The fact was, Aodhan would never, ever blend in, not among angelkind and certainly not in the mortal world. His eyes were shattered from the pupil outward in shards of vivid green and translucent blue, his wings fractured light, his hair glittering strands encrusted with diamonds. The whole of it should’ve made him appear a cold being of marble and ice, but his skin held an undertone of gold, warm and inviting.

“Elena.” He inclined his head in a slight bow, his voice still unfamiliar, she’d heard it so infrequently.

“Raphael should be here soon.” Walking to the table, she poured herself a steaming cup of coffee—wine would put her to sleep after the workout she’d had. “He returned from Atlanta ten minutes ago.” From the territory of an angel who would’ve given Elena the creeps even if Ashwini hadn’t warned her before she ever met him.
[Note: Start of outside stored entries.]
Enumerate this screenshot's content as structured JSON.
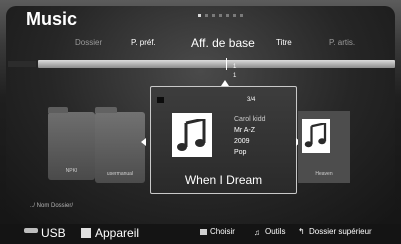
{
  "header": {
    "title": "Music",
    "page_indicator": {
      "total": 7,
      "current": 1
    }
  },
  "tabs": [
    {
      "label": "Dossier"
    },
    {
      "label": "P. préf."
    },
    {
      "label": "Aff. de base"
    },
    {
      "label": "Titre"
    },
    {
      "label": "P. artis."
    }
  ],
  "timeline": {
    "marker_top": "1",
    "marker_bottom": "1"
  },
  "items": [
    {
      "label": "NPKI"
    },
    {
      "label": "usermanual"
    },
    {
      "label": "Heaven"
    }
  ],
  "focused": {
    "counter": "3/4",
    "artist": "Carol kidd",
    "sort": "Mr A-Z",
    "year": "2009",
    "genre": "Pop",
    "title": "When I Dream"
  },
  "path": "../ Nom Dossier/",
  "footer": {
    "usb_label": "USB",
    "device_label": "Appareil",
    "choose_label": "Choisir",
    "tools_label": "Outils",
    "return_label": "Dossier supérieur"
  },
  "icons": {
    "usb": "usb-icon",
    "device": "device-icon",
    "tools": "tools-icon",
    "return": "return-icon",
    "music_note": "music-note-icon"
  }
}
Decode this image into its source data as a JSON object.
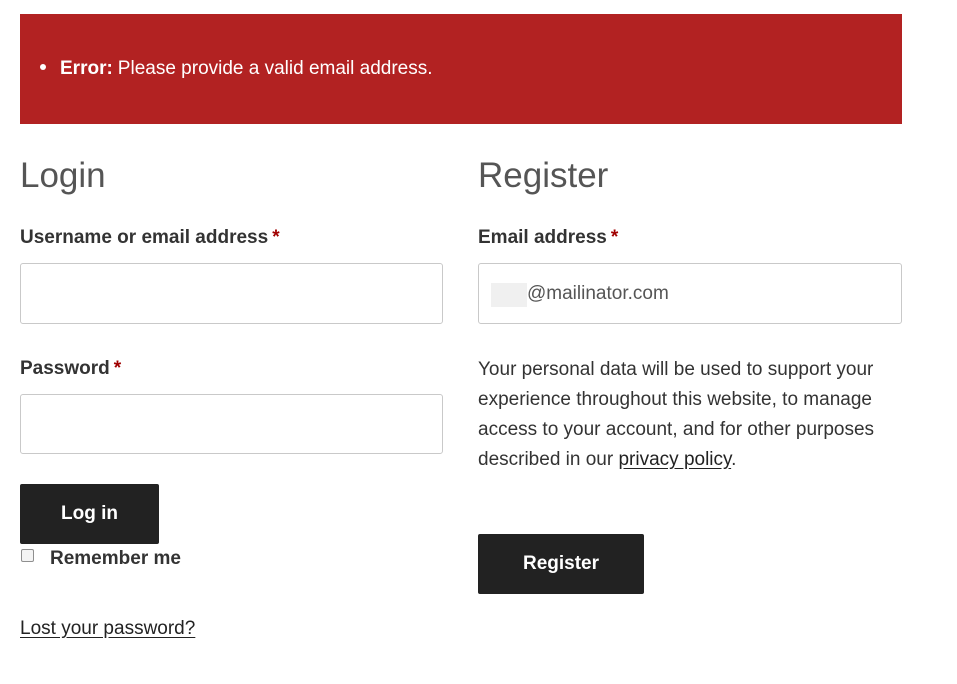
{
  "notice": {
    "label": "Error:",
    "message": "Please provide a valid email address."
  },
  "login": {
    "title": "Login",
    "username_label": "Username or email address",
    "username_value": "",
    "password_label": "Password",
    "password_value": "",
    "required_marker": "*",
    "submit_label": "Log in",
    "remember_label": "Remember me",
    "remember_checked": false,
    "lost_password_link": "Lost your password?"
  },
  "register": {
    "title": "Register",
    "email_label": "Email address",
    "email_value": "@mailinator.com",
    "required_marker": "*",
    "privacy_text_before": "Your personal data will be used to support your experience throughout this website, to manage access to your account, and for other purposes described in our",
    "privacy_link": "privacy policy",
    "privacy_text_after": ".",
    "submit_label": "Register"
  },
  "colors": {
    "error_background": "#b22222",
    "button_background": "#222222",
    "required_marker": "#a00000"
  }
}
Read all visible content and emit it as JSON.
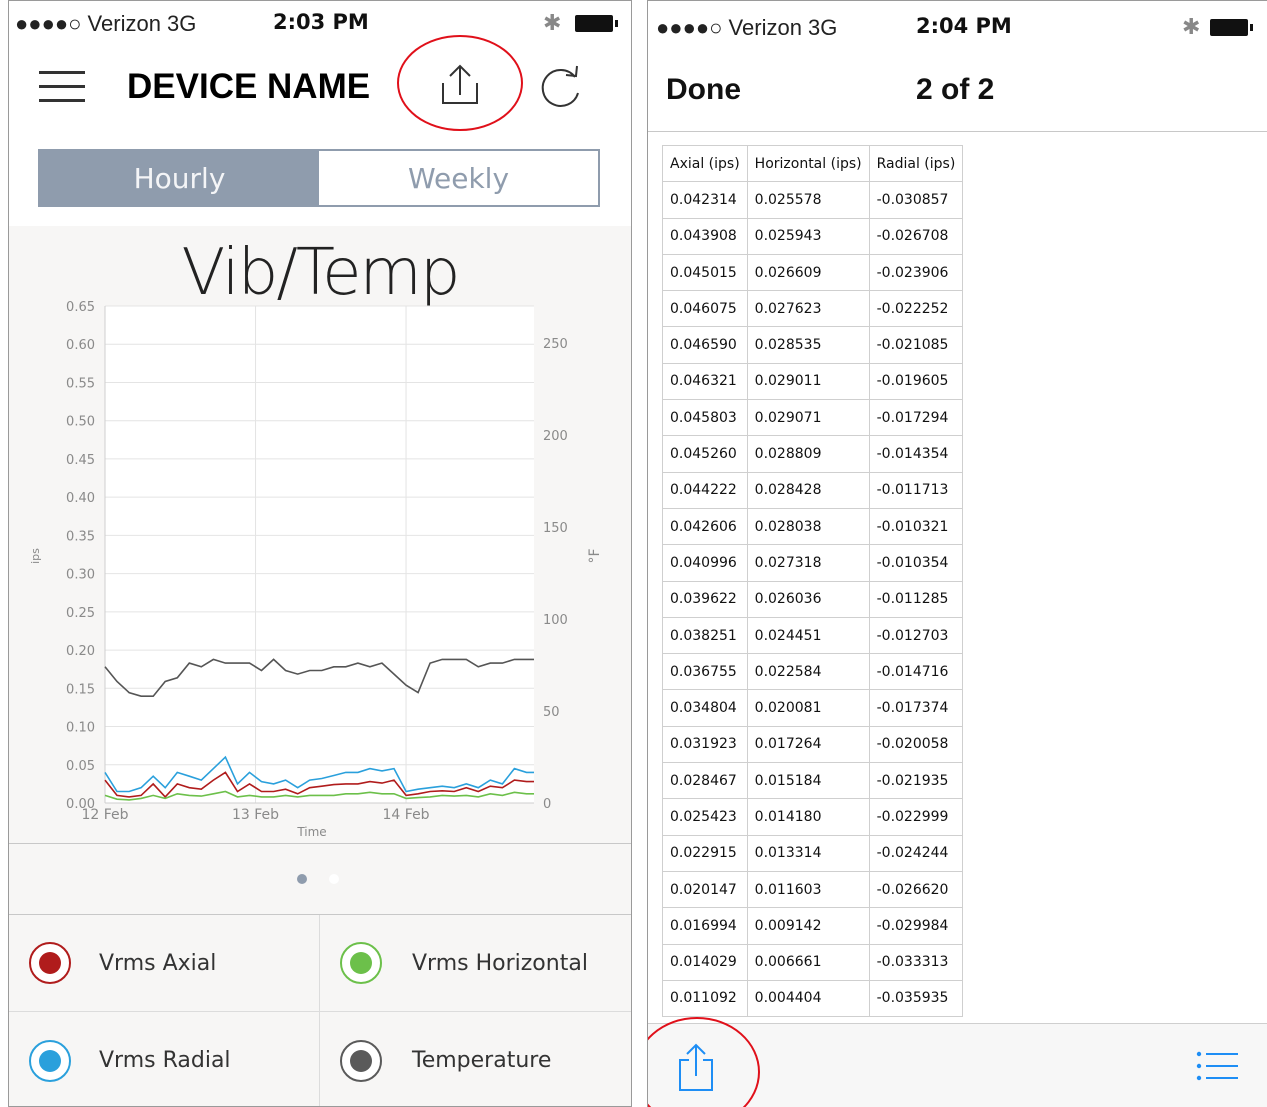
{
  "left": {
    "status": {
      "carrier": "●●●●○ Verizon  3G",
      "time": "2:03 PM",
      "bluetooth": "✱"
    },
    "header": {
      "title": "DEVICE NAME",
      "menu_icon": "hamburger-icon",
      "share_icon": "share-icon",
      "refresh_icon": "refresh-icon"
    },
    "segments": {
      "hourly": "Hourly",
      "weekly": "Weekly",
      "selected": "Hourly"
    },
    "chart_data": {
      "type": "line",
      "title": "Vib/Temp",
      "xlabel": "Time",
      "ylabel": "ips",
      "y2label": "°F",
      "x_ticks": [
        "12 Feb",
        "13 Feb",
        "14 Feb"
      ],
      "y_ticks": [
        "0.00",
        "0.05",
        "0.10",
        "0.15",
        "0.20",
        "0.25",
        "0.30",
        "0.35",
        "0.40",
        "0.45",
        "0.50",
        "0.55",
        "0.60",
        "0.65"
      ],
      "y2_ticks": [
        "0",
        "50",
        "100",
        "150",
        "200",
        "250"
      ],
      "ylim": [
        0,
        0.65
      ],
      "y2lim": [
        0,
        270
      ],
      "xlim": [
        0,
        2.85
      ],
      "grid": true,
      "series": [
        {
          "name": "Temperature",
          "axis": "right",
          "color": "#555555",
          "x": [
            0,
            0.08,
            0.16,
            0.24,
            0.32,
            0.4,
            0.48,
            0.56,
            0.64,
            0.72,
            0.8,
            0.88,
            0.96,
            1.04,
            1.12,
            1.2,
            1.28,
            1.36,
            1.44,
            1.52,
            1.6,
            1.68,
            1.76,
            1.84,
            1.92,
            2.0,
            2.08,
            2.16,
            2.24,
            2.32,
            2.4,
            2.48,
            2.56,
            2.64,
            2.72,
            2.8,
            2.85
          ],
          "values": [
            74,
            66,
            60,
            58,
            58,
            66,
            68,
            76,
            74,
            78,
            76,
            76,
            76,
            72,
            78,
            72,
            70,
            72,
            72,
            74,
            74,
            76,
            74,
            76,
            70,
            64,
            60,
            76,
            78,
            78,
            78,
            74,
            76,
            76,
            78,
            78,
            78
          ]
        },
        {
          "name": "Vrms Radial",
          "axis": "left",
          "color": "#2aa0dc",
          "x": [
            0,
            0.08,
            0.16,
            0.24,
            0.32,
            0.4,
            0.48,
            0.56,
            0.64,
            0.72,
            0.8,
            0.88,
            0.96,
            1.04,
            1.12,
            1.2,
            1.28,
            1.36,
            1.44,
            1.52,
            1.6,
            1.68,
            1.76,
            1.84,
            1.92,
            2.0,
            2.08,
            2.16,
            2.24,
            2.32,
            2.4,
            2.48,
            2.56,
            2.64,
            2.72,
            2.8,
            2.85
          ],
          "values": [
            0.04,
            0.015,
            0.015,
            0.02,
            0.035,
            0.02,
            0.04,
            0.035,
            0.03,
            0.045,
            0.06,
            0.025,
            0.04,
            0.028,
            0.025,
            0.03,
            0.02,
            0.03,
            0.032,
            0.036,
            0.04,
            0.04,
            0.045,
            0.042,
            0.045,
            0.015,
            0.018,
            0.02,
            0.022,
            0.02,
            0.025,
            0.02,
            0.03,
            0.025,
            0.045,
            0.04,
            0.04
          ]
        },
        {
          "name": "Vrms Axial",
          "axis": "left",
          "color": "#b01c1c",
          "x": [
            0,
            0.08,
            0.16,
            0.24,
            0.32,
            0.4,
            0.48,
            0.56,
            0.64,
            0.72,
            0.8,
            0.88,
            0.96,
            1.04,
            1.12,
            1.2,
            1.28,
            1.36,
            1.44,
            1.52,
            1.6,
            1.68,
            1.76,
            1.84,
            1.92,
            2.0,
            2.08,
            2.16,
            2.24,
            2.32,
            2.4,
            2.48,
            2.56,
            2.64,
            2.72,
            2.8,
            2.85
          ],
          "values": [
            0.03,
            0.01,
            0.008,
            0.01,
            0.025,
            0.008,
            0.025,
            0.02,
            0.018,
            0.03,
            0.04,
            0.015,
            0.025,
            0.015,
            0.015,
            0.018,
            0.012,
            0.02,
            0.022,
            0.024,
            0.025,
            0.025,
            0.028,
            0.026,
            0.03,
            0.01,
            0.012,
            0.015,
            0.016,
            0.015,
            0.02,
            0.015,
            0.022,
            0.02,
            0.03,
            0.028,
            0.028
          ]
        },
        {
          "name": "Vrms Horizontal",
          "axis": "left",
          "color": "#6cc04a",
          "x": [
            0,
            0.08,
            0.16,
            0.24,
            0.32,
            0.4,
            0.48,
            0.56,
            0.64,
            0.72,
            0.8,
            0.88,
            0.96,
            1.04,
            1.12,
            1.2,
            1.28,
            1.36,
            1.44,
            1.52,
            1.6,
            1.68,
            1.76,
            1.84,
            1.92,
            2.0,
            2.08,
            2.16,
            2.24,
            2.32,
            2.4,
            2.48,
            2.56,
            2.64,
            2.72,
            2.8,
            2.85
          ],
          "values": [
            0.01,
            0.005,
            0.004,
            0.006,
            0.01,
            0.006,
            0.012,
            0.01,
            0.009,
            0.012,
            0.015,
            0.008,
            0.01,
            0.008,
            0.008,
            0.01,
            0.008,
            0.01,
            0.01,
            0.01,
            0.012,
            0.012,
            0.014,
            0.012,
            0.012,
            0.006,
            0.007,
            0.008,
            0.01,
            0.009,
            0.01,
            0.008,
            0.012,
            0.01,
            0.014,
            0.012,
            0.012
          ]
        }
      ]
    },
    "legend": [
      {
        "label": "Vrms Axial",
        "color": "#b01c1c"
      },
      {
        "label": "Vrms Horizontal",
        "color": "#6cc04a"
      },
      {
        "label": "Vrms Radial",
        "color": "#2aa0dc"
      },
      {
        "label": "Temperature",
        "color": "#5a5a5a"
      }
    ]
  },
  "right": {
    "status": {
      "carrier": "●●●●○ Verizon  3G",
      "time": "2:04 PM",
      "bluetooth": "✱"
    },
    "header": {
      "done": "Done",
      "pages": "2 of 2"
    },
    "table": {
      "columns": [
        "Axial (ips)",
        "Horizontal (ips)",
        "Radial (ips)"
      ],
      "rows": [
        [
          "0.042314",
          "0.025578",
          "-0.030857"
        ],
        [
          "0.043908",
          "0.025943",
          "-0.026708"
        ],
        [
          "0.045015",
          "0.026609",
          "-0.023906"
        ],
        [
          "0.046075",
          "0.027623",
          "-0.022252"
        ],
        [
          "0.046590",
          "0.028535",
          "-0.021085"
        ],
        [
          "0.046321",
          "0.029011",
          "-0.019605"
        ],
        [
          "0.045803",
          "0.029071",
          "-0.017294"
        ],
        [
          "0.045260",
          "0.028809",
          "-0.014354"
        ],
        [
          "0.044222",
          "0.028428",
          "-0.011713"
        ],
        [
          "0.042606",
          "0.028038",
          "-0.010321"
        ],
        [
          "0.040996",
          "0.027318",
          "-0.010354"
        ],
        [
          "0.039622",
          "0.026036",
          "-0.011285"
        ],
        [
          "0.038251",
          "0.024451",
          "-0.012703"
        ],
        [
          "0.036755",
          "0.022584",
          "-0.014716"
        ],
        [
          "0.034804",
          "0.020081",
          "-0.017374"
        ],
        [
          "0.031923",
          "0.017264",
          "-0.020058"
        ],
        [
          "0.028467",
          "0.015184",
          "-0.021935"
        ],
        [
          "0.025423",
          "0.014180",
          "-0.022999"
        ],
        [
          "0.022915",
          "0.013314",
          "-0.024244"
        ],
        [
          "0.020147",
          "0.011603",
          "-0.026620"
        ],
        [
          "0.016994",
          "0.009142",
          "-0.029984"
        ],
        [
          "0.014029",
          "0.006661",
          "-0.033313"
        ],
        [
          "0.011092",
          "0.004404",
          "-0.035935"
        ]
      ]
    },
    "toolbar": {
      "share_icon": "share-icon",
      "list_icon": "list-icon"
    }
  },
  "colors": {
    "accent": "#8f9cad",
    "ios_blue": "#1e8ef5",
    "highlight": "#e0101a"
  }
}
Screams, Ash had said of Nazarach’s home, the walls are full of screams.

Aodhan said nothing, simply turned to look at the rain-drenched dark once more, a remoteness to him that she knew was deliberate. The angel fascinated her. He was akin to some great work of art, something you admired without understanding in truth. Except . . . there was far more to him. Pain, suffering, and a hurt that had made him withdraw into himself like the most wounded of animals.

Elena didn’t know the details of what had been done to him, but she knew how it felt to hurt that bad. Putting down her coffee, she poured a glass of wine. “Aodhan.”

He closed the distance between them to take the wineglass, his wings tight to his back. “Thank you.”

“No problem.” Ensuring she didn’t touch him, she grabbed a seat at the table and began to slap together a sandwich. Montgomery would surely be horrified at the use to which she was putting the dishes on the table, but a good, hearty sandwich sounded perfect at that moment. She made one for Raphael, too, just to see the look on his face.